Punishment or restriction is justified not only when people commit crimes or incite violence, but when their ideological practices threaten the survival of a nation. Opposition to Nazism or Islam is not merely manifest because people hold objectionable opinions; rather, opposition is to these opinions in action or the potential for their manifestation in practice. Therefore, rejecting Nazism as an ideology is compatible with recognizing the rights of individuals and opposing extrajudicial harm, as well as defending a population—including those who may be conscripted in the ideology or who wish to escape it—from the possibility of the ideology becoming manifest in action. Because both Nazism and Islam are ideologies, and moreover highly similar, the same must be true with respect to Islam. To argue otherwise is to engage in the fallacy of special pleading.
We find here a practical tension. Some ideologies actively aim to dismantle the rights and freedoms of others. This is true for both Nazism and Islam. Allowing movements that seek violent domination or exclusion threatens the stability of pluralistic societies. This raises the question of how tolerant a society should be toward intolerant movements, which I have explored in previous essays (see Revisiting the Paradox of Tolerating Intolerance—The Occasion: The Election of Zohran Mamdani; Defensive Intolerance: Confronting the Existential Threat of Enlightenment’s Antithesis). I conclude in those essays that, while individuals must retain rights, societies may legitimately resist or legally constrain movements that advocate or organize violence, because tolerating such movements risks greater harm. (See Trump and the Battle for Western Civilization.)

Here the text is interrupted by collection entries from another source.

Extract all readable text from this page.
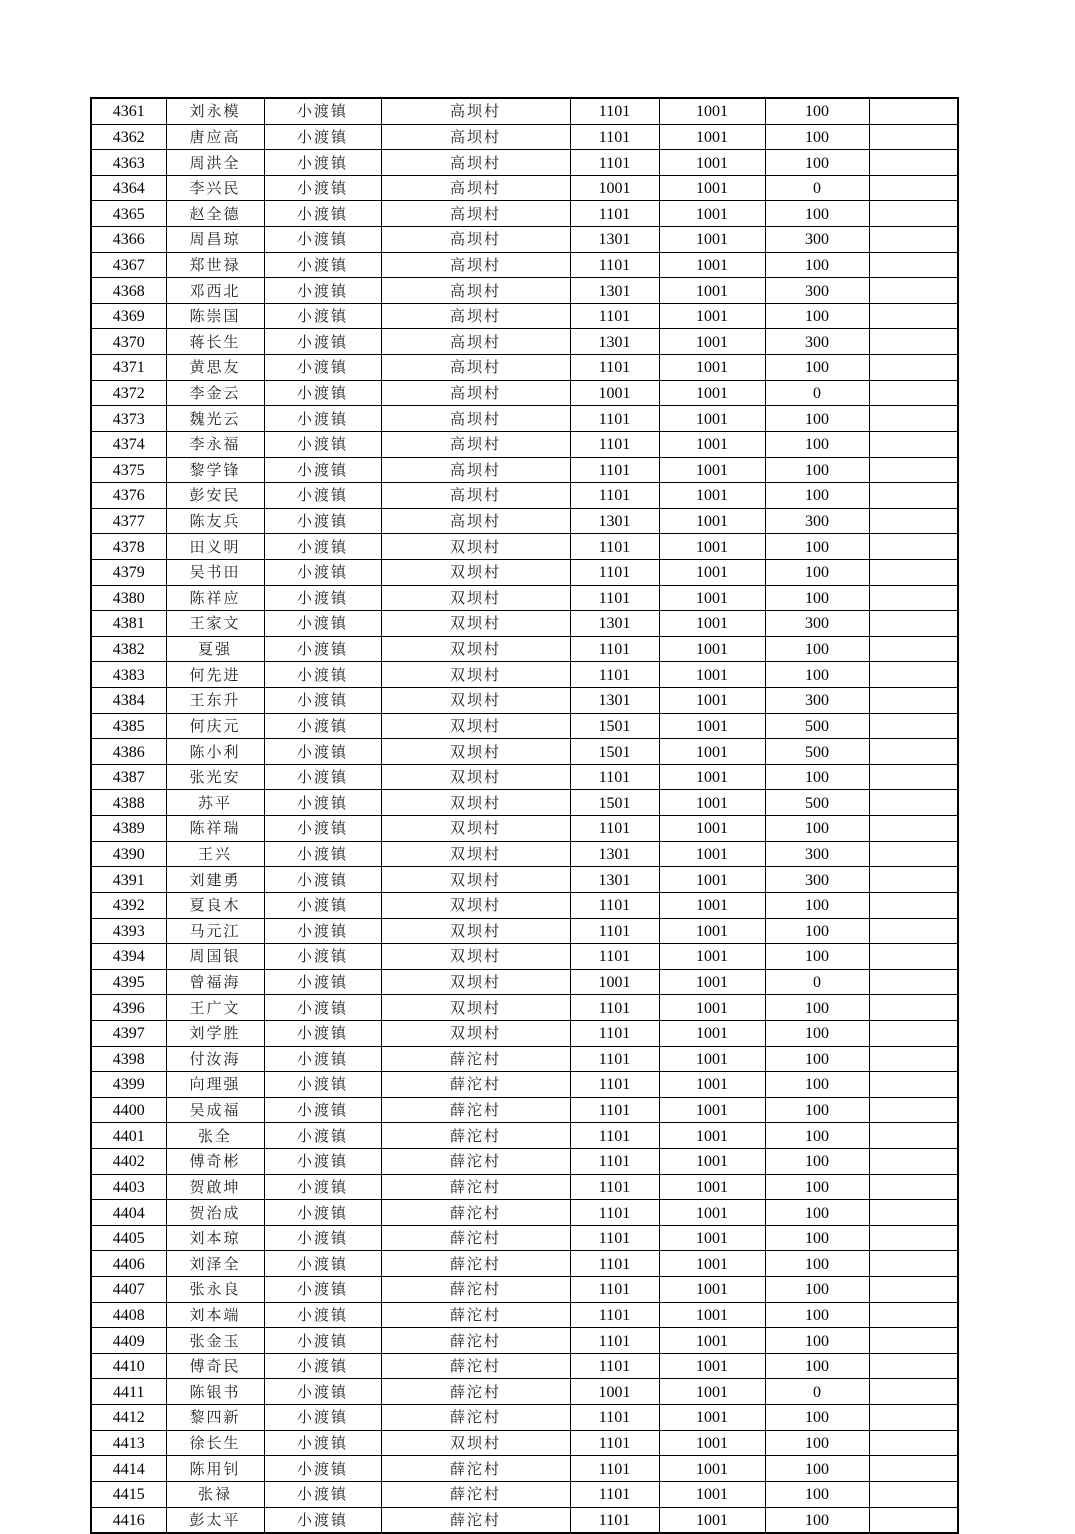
4361	刘永模	小渡镇	高坝村	1101	1001	100	
4362	唐应高	小渡镇	高坝村	1101	1001	100	
4363	周洪全	小渡镇	高坝村	1101	1001	100	
4364	李兴民	小渡镇	高坝村	1001	1001	0	
4365	赵全德	小渡镇	高坝村	1101	1001	100	
4366	周昌琼	小渡镇	高坝村	1301	1001	300	
4367	郑世禄	小渡镇	高坝村	1101	1001	100	
4368	邓西北	小渡镇	高坝村	1301	1001	300	
4369	陈崇国	小渡镇	高坝村	1101	1001	100	
4370	蒋长生	小渡镇	高坝村	1301	1001	300	
4371	黄思友	小渡镇	高坝村	1101	1001	100	
4372	李金云	小渡镇	高坝村	1001	1001	0	
4373	魏光云	小渡镇	高坝村	1101	1001	100	
4374	李永福	小渡镇	高坝村	1101	1001	100	
4375	黎学锋	小渡镇	高坝村	1101	1001	100	
4376	彭安民	小渡镇	高坝村	1101	1001	100	
4377	陈友兵	小渡镇	高坝村	1301	1001	300	
4378	田义明	小渡镇	双坝村	1101	1001	100	
4379	吴书田	小渡镇	双坝村	1101	1001	100	
4380	陈祥应	小渡镇	双坝村	1101	1001	100	
4381	王家文	小渡镇	双坝村	1301	1001	300	
4382	夏强	小渡镇	双坝村	1101	1001	100	
4383	何先进	小渡镇	双坝村	1101	1001	100	
4384	王东升	小渡镇	双坝村	1301	1001	300	
4385	何庆元	小渡镇	双坝村	1501	1001	500	
4386	陈小利	小渡镇	双坝村	1501	1001	500	
4387	张光安	小渡镇	双坝村	1101	1001	100	
4388	苏平	小渡镇	双坝村	1501	1001	500	
4389	陈祥瑞	小渡镇	双坝村	1101	1001	100	
4390	王兴	小渡镇	双坝村	1301	1001	300	
4391	刘建勇	小渡镇	双坝村	1301	1001	300	
4392	夏良木	小渡镇	双坝村	1101	1001	100	
4393	马元江	小渡镇	双坝村	1101	1001	100	
4394	周国银	小渡镇	双坝村	1101	1001	100	
4395	曾福海	小渡镇	双坝村	1001	1001	0	
4396	王广文	小渡镇	双坝村	1101	1001	100	
4397	刘学胜	小渡镇	双坝村	1101	1001	100	
4398	付汝海	小渡镇	薛沱村	1101	1001	100	
4399	向理强	小渡镇	薛沱村	1101	1001	100	
4400	吴成福	小渡镇	薛沱村	1101	1001	100	
4401	张全	小渡镇	薛沱村	1101	1001	100	
4402	傅奇彬	小渡镇	薛沱村	1101	1001	100	
4403	贺啟坤	小渡镇	薛沱村	1101	1001	100	
4404	贺治成	小渡镇	薛沱村	1101	1001	100	
4405	刘本琼	小渡镇	薛沱村	1101	1001	100	
4406	刘泽全	小渡镇	薛沱村	1101	1001	100	
4407	张永良	小渡镇	薛沱村	1101	1001	100	
4408	刘本端	小渡镇	薛沱村	1101	1001	100	
4409	张金玉	小渡镇	薛沱村	1101	1001	100	
4410	傅奇民	小渡镇	薛沱村	1101	1001	100	
4411	陈银书	小渡镇	薛沱村	1001	1001	0	
4412	黎四新	小渡镇	薛沱村	1101	1001	100	
4413	徐长生	小渡镇	双坝村	1101	1001	100	
4414	陈用钊	小渡镇	薛沱村	1101	1001	100	
4415	张禄	小渡镇	薛沱村	1101	1001	100	
4416	彭太平	小渡镇	薛沱村	1101	1001	100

Saying that a world without Nazis would be better need not be a call for violence against those who subscribe to National Socialism or Islam (which I oppose); it can instead express the hope that such destructive ideologies lose their appeal, fail to spread, or are replaced by more humane philosophical and political visions, and manifest that hope in assimilation and the other methods I have identified above. The ethical task is not to eliminate persons but to reduce the influence of ideas that historically have produced immense suffering. In short, condemning Nazism and Islam—the wish that these systems either did not exist or are only held by a few who are kept from power—is a moral judgment about an ideology’s consequences, not a denial of human dignity. A world without destructive political doctrines would ideally arise not through persecution, but through the gradual triumph of education, institutions, and social norms that make such doctrines unnecessary and unattractive. However, when faced with existential threats, the resort to coercion must remain on the table.
This is the point of Randy Fine’s post. Wrenched from context, and with the assumption that Muslims are analogous to an ethnic, national, or racial group, a false claim is socialized that defending the West from pernicious ideologies constitutes genocide. Nothing could be further from the truth. The condemnation of Fine’s preference for dogs over Islam is an attempt to entrench tolerance for a pernicious ideology that seeks the erasure of democracy and freedom.